Nigeria Agricultural Quarantine Service (NAQS) has said that plans are underway to make Nigerian beans acceptable to the European Union (EU) markets again.

Speaking at the Policy Development Facility Phase II in Lagos, a chief superintendent with NAQS, Abdullahi Orumah, stated that the EU was in the country in July to discuss the issue.

“We want them to come back in December so that they can lift the ban finally. This is what we have done to ensure that Nigeria continues to export (beans),” he added.

In 2015, a consignment of Nigerian beans was rejected under the EU export regulations.

According to Orumah, upon arrival at Tin Can Island, the NAQS team went to inspect the consignment and discovered that some of the containers were already powdery and the rejection was on the premise of chemical residue.
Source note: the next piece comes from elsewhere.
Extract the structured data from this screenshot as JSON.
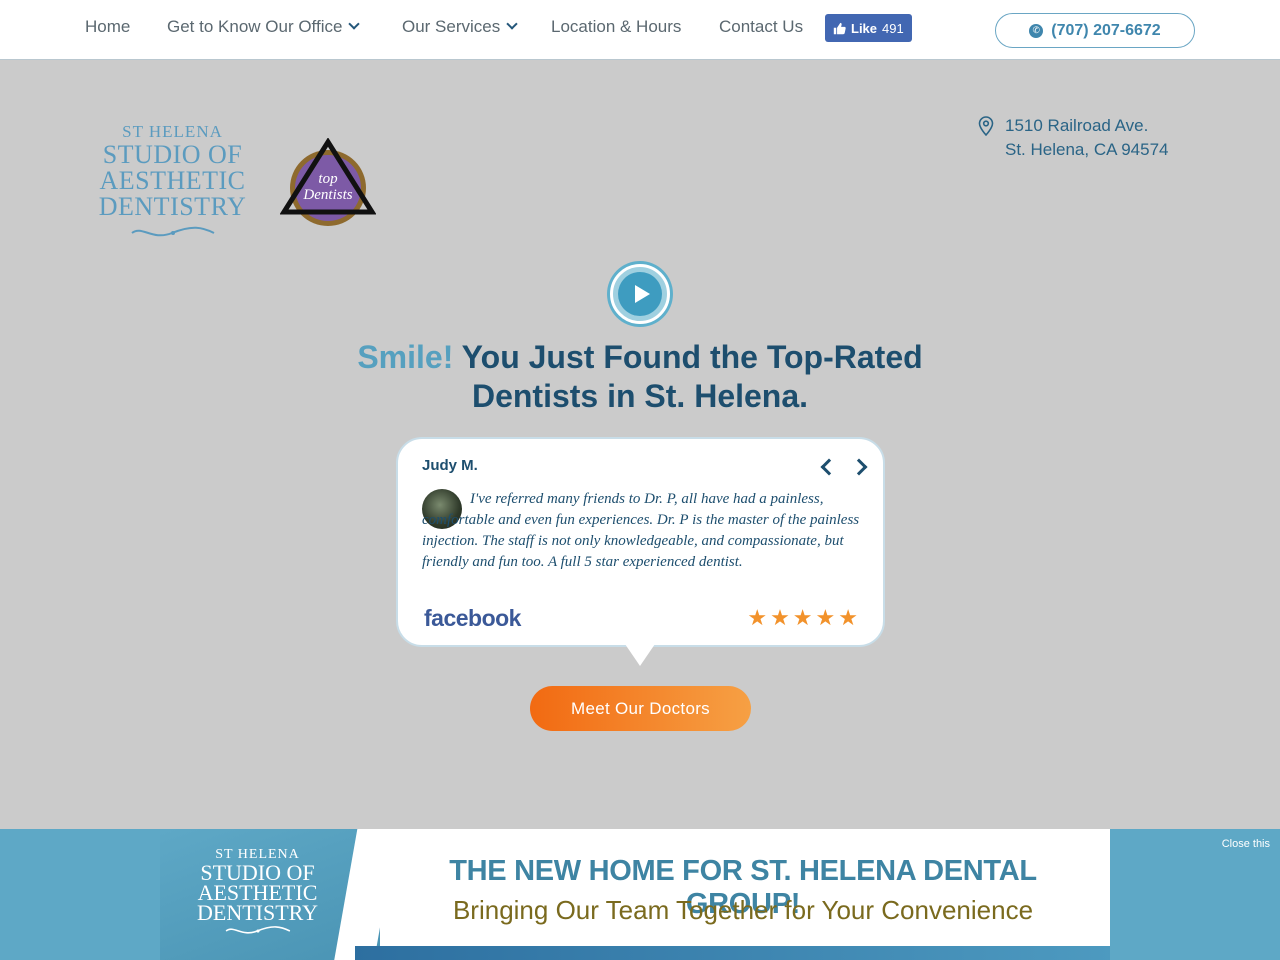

“We took our own analysis from there and discovered that aside from the pesticide residue, there was also the presence of pests, which occasioned the powdery form of the beans.”

He added that the director-general of NAQS, Dr. Vincent Isegbe, was also in Mexico and The Netherlands last week to see how the ban on the hibiscus flower (for making zobo) would be lifted.

“The Mexican government imports lots of hibiscus flower from Nigeria. But I think sometimes in 2017, there was this presence of the pest in one of the containers and the Mexican government, on that premise, banned our hibiscus.

“We have done lots of protocols regarding that ban. We have gone to the source of inspection in Kano. We went to the warehouses, checking the packaging down to the farm. We went there to see how they could package them pest-free,” he stated.
 
In her speech, Exporter Voices Lead, PDF II, Trade Policy Workstream, Titilope Ojo, noted that the essence of the programme included building capacity of exporters.

Speaking on the theme, ‘Leveraging AfCTA for Market Entry’, she advised the country to position itself to maximise the benefit of the Africa Continental Free Trade Agreement (AfCTA) and the No Brexit deal.

“That is how Nigeria will review trade relations with the United Kingdom (UK).”